Tüm bu ve buna benzer ifadeler, bugüne kadar tasavvuf düşünürlerimizin yüzyıllardır dile getirdikleri, fakat anlaşılması ve anlatılması zor söylemlerdi. Çünkü bilimsel ayağı eksik kalıyordu!

Bu konuda bizim tasavvuf edebiyatımızda dile getirilen ifadelerin bir kısmını da kısaca şöyle sıralayabiliriz:

“Her şey fanidir, Baki olan Allah’tır.” (Kur’an)

“Her şey yok olucudur, var olan sadece O’dur.” (Kur’an)

“O’ndan başka güç, kuvvet sahibi bir varlık yok.” (Kur’an)

“Nerede olursanız olun; O, sizinle beraberdir.” (Kur’an)

“Bu dünya yalan dünya!” (Anonim)

“Bir ben vardır bende benden içeri!” (Yunus Emre)

“Ene’l Hakk!” (Hallac-ı Mansur)

“Küçük insan büyük alemin yani makro kozmosun bir minyatürüdür.”  (Muhyiddin-i A’rabi)

“İnsan, düşünceden ibarettir; gerisi et ve kemiktir.” (Mevlana)

“Hoşça bak zatına kim zübde-i alemsin sen.’’ (Kendine iyi bak ki, alemin özü sensin.) ( Şeyh Galip)

Tüm bu ifadeler ve söylemlerle kuantum fiziği bilgileri ışığında bilim insanlarının dile getirdiği cümleler neredeyse satırı satırına aynıdır.

Newton fiziği kurallarıyla bilinen dini yani şer’i kuralları benzeştirirsek, Kuantum fiziği kuralları ile de ledün ilmini benzeştirmemiz yanlış olmaz.

Newton fiziğine göre her varlık, diğer varlıklardan farklıdır.
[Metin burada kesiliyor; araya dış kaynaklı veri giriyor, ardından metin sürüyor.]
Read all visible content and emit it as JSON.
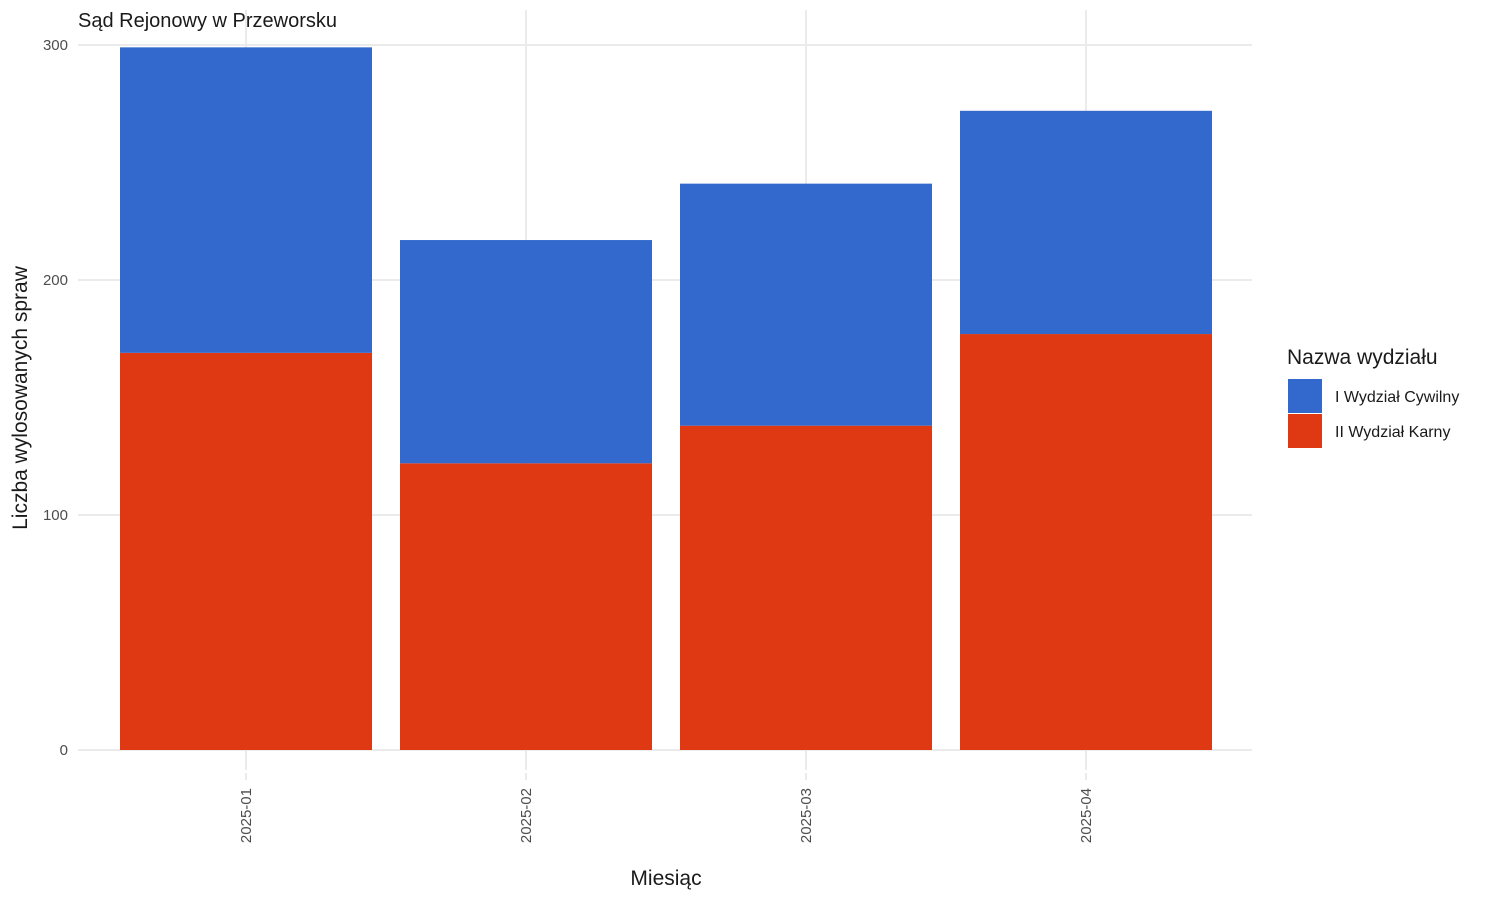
{
  "chart_data": {
    "type": "bar",
    "stacked": true,
    "title": "Sąd Rejonowy w Przeworsku",
    "xlabel": "Miesiąc",
    "ylabel": "Liczba wylosowanych spraw",
    "categories": [
      "2025-01",
      "2025-02",
      "2025-03",
      "2025-04"
    ],
    "series": [
      {
        "name": "II Wydział Karny",
        "color": "#de3912",
        "values": [
          169,
          122,
          138,
          177
        ]
      },
      {
        "name": "I Wydział Cywilny",
        "color": "#3369cc",
        "values": [
          130,
          95,
          103,
          95
        ]
      }
    ],
    "ylim": [
      0,
      300
    ],
    "yticks": [
      0,
      100,
      200,
      300
    ],
    "grid": true,
    "legend": {
      "title": "Nazwa wydziału",
      "placement": "right",
      "entries": [
        {
          "name": "I Wydział Cywilny",
          "color": "#3369cc"
        },
        {
          "name": "II Wydział Karny",
          "color": "#de3912"
        }
      ]
    }
  }
}
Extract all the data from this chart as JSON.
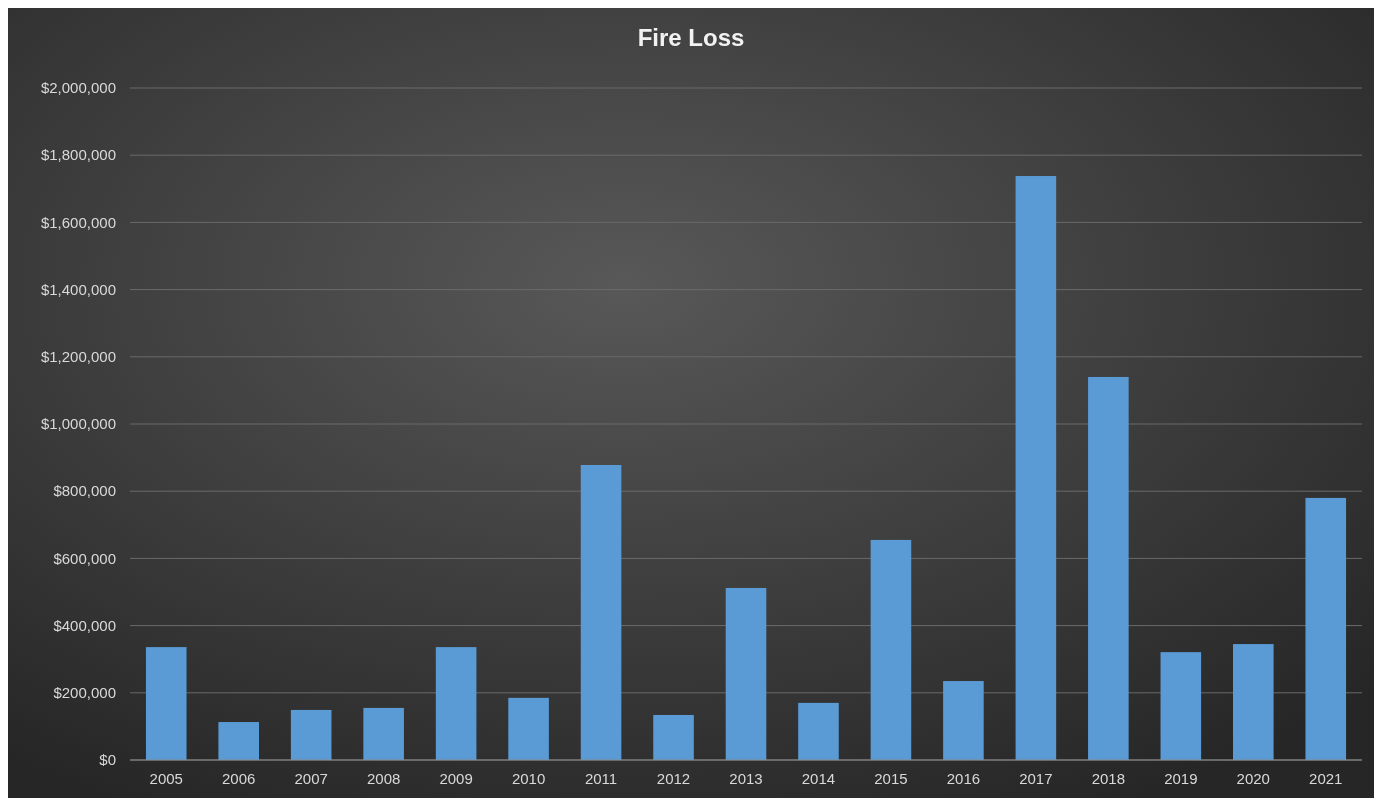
{
  "chart_data": {
    "type": "bar",
    "title": "Fire Loss",
    "categories": [
      "2005",
      "2006",
      "2007",
      "2008",
      "2009",
      "2010",
      "2011",
      "2012",
      "2013",
      "2014",
      "2015",
      "2016",
      "2017",
      "2018",
      "2019",
      "2020",
      "2021"
    ],
    "values": [
      336000,
      113000,
      149000,
      155000,
      336000,
      185000,
      878000,
      134000,
      512000,
      170000,
      655000,
      235000,
      1738000,
      1140000,
      321000,
      345000,
      780000
    ],
    "color": "#5b9bd5",
    "ylim": [
      0,
      2000000
    ],
    "yticks": [
      {
        "value": 0,
        "label": "$0"
      },
      {
        "value": 200000,
        "label": "$200,000"
      },
      {
        "value": 400000,
        "label": "$400,000"
      },
      {
        "value": 600000,
        "label": "$600,000"
      },
      {
        "value": 800000,
        "label": "$800,000"
      },
      {
        "value": 1000000,
        "label": "$1,000,000"
      },
      {
        "value": 1200000,
        "label": "$1,200,000"
      },
      {
        "value": 1400000,
        "label": "$1,400,000"
      },
      {
        "value": 1600000,
        "label": "$1,600,000"
      },
      {
        "value": 1800000,
        "label": "$1,800,000"
      },
      {
        "value": 2000000,
        "label": "$2,000,000"
      }
    ],
    "grid": "y"
  }
}
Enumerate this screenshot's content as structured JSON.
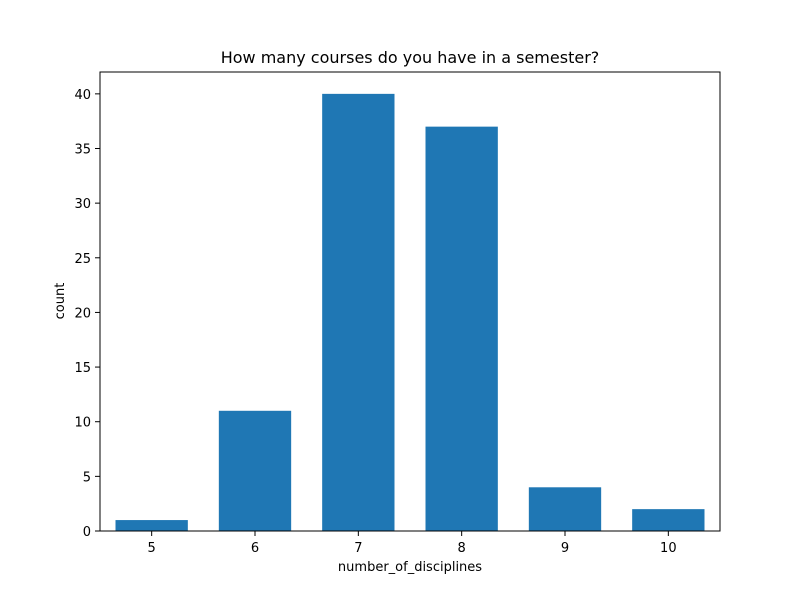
{
  "chart_data": {
    "type": "bar",
    "title": "How many courses do you have in a semester?",
    "xlabel": "number_of_disciplines",
    "ylabel": "count",
    "categories": [
      "5",
      "6",
      "7",
      "8",
      "9",
      "10"
    ],
    "values": [
      1,
      11,
      40,
      37,
      4,
      2
    ],
    "ylim": [
      0,
      42
    ],
    "yticks": [
      "0",
      "5",
      "10",
      "15",
      "20",
      "25",
      "30",
      "35",
      "40"
    ],
    "grid": false,
    "legend": "none",
    "bar_color": "#1f77b4"
  }
}
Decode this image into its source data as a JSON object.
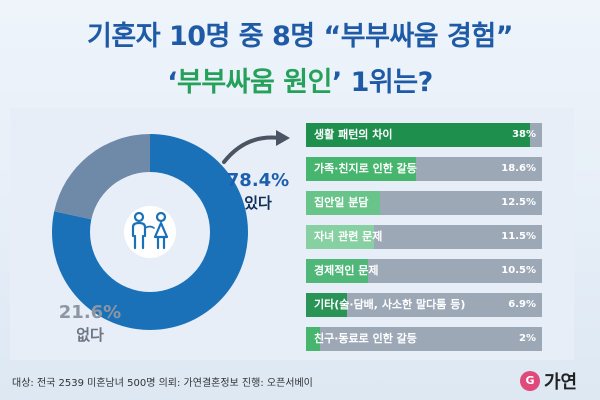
{
  "title": {
    "line1": "기혼자 10명 중 8명 “부부싸움 경험”",
    "line2_prefix": "‘",
    "line2_highlight": "부부싸움 원인",
    "line2_suffix": "’ 1위는?"
  },
  "chart_data": [
    {
      "type": "pie",
      "slices": [
        {
          "label": "있다",
          "value": 78.4,
          "text": "78.4%",
          "color": "#1b71b8"
        },
        {
          "label": "없다",
          "value": 21.6,
          "text": "21.6%",
          "color": "#6e8aa8"
        }
      ]
    },
    {
      "type": "bar",
      "categories": [
        "생활 패턴의 차이",
        "가족·친지로 인한 갈등",
        "집안일 분담",
        "자녀 관련 문제",
        "경제적인 문제",
        "기타(술·담배, 사소한 말다툼 등)",
        "친구·동료로 인한 갈등"
      ],
      "values": [
        38,
        18.6,
        12.5,
        11.5,
        10.5,
        6.9,
        2
      ],
      "value_labels": [
        "38%",
        "18.6%",
        "12.5%",
        "11.5%",
        "10.5%",
        "6.9%",
        "2%"
      ],
      "colors": [
        "#1f8f4e",
        "#46b56d",
        "#69c48a",
        "#86d0a1",
        "#4fb878",
        "#2a9457",
        "#46b56d"
      ]
    }
  ],
  "footer": "대상: 전국 2539 미혼남녀 500명   의뢰: 가연결혼정보   진행: 오픈서베이",
  "logo": {
    "mark": "G",
    "text": "가연"
  },
  "icons": {
    "couple": "couple-icon",
    "arrow": "curved-arrow-icon"
  }
}
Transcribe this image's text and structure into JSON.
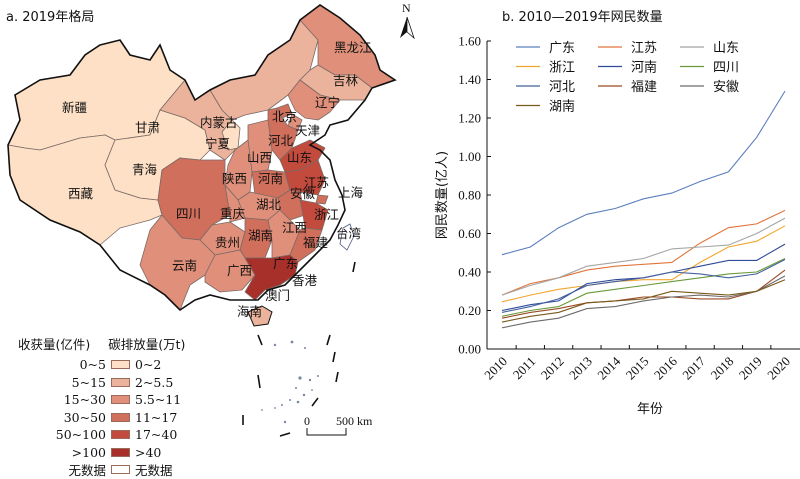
{
  "map": {
    "title": "a. 2019年格局",
    "north_label": "N",
    "scale": {
      "zero": "0",
      "distance": "500 km"
    },
    "legend": {
      "header_left": "收获量(亿件)",
      "header_right": "碳排放量(万t)",
      "classes": [
        {
          "left": "0~5",
          "right": "0~2",
          "color": "#fde0c5"
        },
        {
          "left": "5~15",
          "right": "2~5.5",
          "color": "#ebb39b"
        },
        {
          "left": "15~30",
          "right": "5.5~11",
          "color": "#e0907a"
        },
        {
          "left": "30~50",
          "right": "11~17",
          "color": "#d06f5c"
        },
        {
          "left": "50~100",
          "right": "17~40",
          "color": "#c24b3d"
        },
        {
          "left": ">100",
          "right": ">40",
          "color": "#a8302a"
        },
        {
          "left": "无数据",
          "right": "无数据",
          "color": "#ffffff"
        }
      ]
    },
    "provinces": [
      {
        "name": "新疆",
        "class": 0
      },
      {
        "name": "西藏",
        "class": 0
      },
      {
        "name": "青海",
        "class": 0
      },
      {
        "name": "甘肃",
        "class": 1
      },
      {
        "name": "内蒙古",
        "class": 1
      },
      {
        "name": "宁夏",
        "class": 0
      },
      {
        "name": "黑龙江",
        "class": 2
      },
      {
        "name": "吉林",
        "class": 1
      },
      {
        "name": "辽宁",
        "class": 2
      },
      {
        "name": "北京",
        "class": 3
      },
      {
        "name": "天津",
        "class": 2
      },
      {
        "name": "河北",
        "class": 3
      },
      {
        "name": "山西",
        "class": 2
      },
      {
        "name": "山东",
        "class": 4
      },
      {
        "name": "陕西",
        "class": 2
      },
      {
        "name": "河南",
        "class": 3
      },
      {
        "name": "江苏",
        "class": 4
      },
      {
        "name": "安徽",
        "class": 3
      },
      {
        "name": "上海",
        "class": 3
      },
      {
        "name": "湖北",
        "class": 2
      },
      {
        "name": "浙江",
        "class": 4
      },
      {
        "name": "四川",
        "class": 3
      },
      {
        "name": "重庆",
        "class": 2
      },
      {
        "name": "贵州",
        "class": 2
      },
      {
        "name": "湖南",
        "class": 3
      },
      {
        "name": "江西",
        "class": 2
      },
      {
        "name": "福建",
        "class": 3
      },
      {
        "name": "云南",
        "class": 2
      },
      {
        "name": "广西",
        "class": 2
      },
      {
        "name": "广东",
        "class": 5
      },
      {
        "name": "香港",
        "class": 6
      },
      {
        "name": "澳门",
        "class": 6
      },
      {
        "name": "台湾",
        "class": 6
      },
      {
        "name": "海南",
        "class": 1
      }
    ]
  },
  "chart_data": {
    "type": "line",
    "title": "b. 2010—2019年网民数量",
    "xlabel": "年份",
    "ylabel": "网民数量(亿人)",
    "x": [
      "2010",
      "2011",
      "2012",
      "2013",
      "2014",
      "2015",
      "2016",
      "2017",
      "2018",
      "2019",
      "2020"
    ],
    "ylim": [
      0,
      1.6
    ],
    "yticks": [
      "0.00",
      "0.20",
      "0.40",
      "0.60",
      "0.80",
      "1.00",
      "1.20",
      "1.40",
      "1.60"
    ],
    "grid": false,
    "legend_position": "top-left",
    "series": [
      {
        "name": "广东",
        "color": "#5b7fbf",
        "values": [
          0.49,
          0.53,
          0.63,
          0.7,
          0.73,
          0.78,
          0.81,
          0.87,
          0.92,
          1.1,
          1.34
        ]
      },
      {
        "name": "江苏",
        "color": "#e0743a",
        "values": [
          0.28,
          0.34,
          0.37,
          0.41,
          0.43,
          0.44,
          0.45,
          0.55,
          0.63,
          0.65,
          0.72
        ]
      },
      {
        "name": "山东",
        "color": "#a5a5a5",
        "values": [
          0.28,
          0.33,
          0.37,
          0.43,
          0.45,
          0.47,
          0.52,
          0.53,
          0.54,
          0.6,
          0.68
        ]
      },
      {
        "name": "浙江",
        "color": "#f2a52e",
        "values": [
          0.245,
          0.28,
          0.31,
          0.33,
          0.35,
          0.36,
          0.36,
          0.45,
          0.53,
          0.56,
          0.64
        ]
      },
      {
        "name": "河南",
        "color": "#2e4a9b",
        "values": [
          0.2,
          0.23,
          0.25,
          0.34,
          0.36,
          0.37,
          0.4,
          0.43,
          0.46,
          0.46,
          0.545
        ]
      },
      {
        "name": "四川",
        "color": "#6a9a3a",
        "values": [
          0.17,
          0.2,
          0.22,
          0.29,
          0.31,
          0.33,
          0.35,
          0.37,
          0.39,
          0.4,
          0.47
        ]
      },
      {
        "name": "河北",
        "color": "#44609e",
        "values": [
          0.19,
          0.22,
          0.26,
          0.33,
          0.35,
          0.37,
          0.4,
          0.39,
          0.37,
          0.39,
          0.465
        ]
      },
      {
        "name": "福建",
        "color": "#9a4a25",
        "values": [
          0.16,
          0.19,
          0.21,
          0.24,
          0.25,
          0.27,
          0.27,
          0.26,
          0.26,
          0.3,
          0.41
        ]
      },
      {
        "name": "安徽",
        "color": "#6e6a6a",
        "values": [
          0.11,
          0.14,
          0.16,
          0.21,
          0.22,
          0.25,
          0.27,
          0.28,
          0.27,
          0.3,
          0.38
        ]
      },
      {
        "name": "湖南",
        "color": "#7a5a1a",
        "values": [
          0.14,
          0.17,
          0.19,
          0.24,
          0.25,
          0.26,
          0.3,
          0.29,
          0.28,
          0.3,
          0.36
        ]
      }
    ]
  }
}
Varlıklar arasında belirli kurallar geçerlidir. Şer’i kurallara göre de her insan, diğer insanlardan farklıdır. İnsanlar arasında da hukuk kuralları geçerlidir.

Kuantum fiziğine göre, tek bir varlık vardır. Buna “Birleşik alan” veya “Tek bir bilinç” de denmektedir.

Benzer şekilde, Hakikat yani Ledün ilmine göre de gerçekte tek bir varlık vardır. O’na da “Hakk” veya “ Hu” gibi isimler verilmektedir.

Bugün bilim insanları, Newton fiziği ile Kuantum fiziğini birlikte değerlendirebilecek “Her şeyin Teorisi” adı altında bir teoriyi oluşturup hayata geçirme gayreti içindeler.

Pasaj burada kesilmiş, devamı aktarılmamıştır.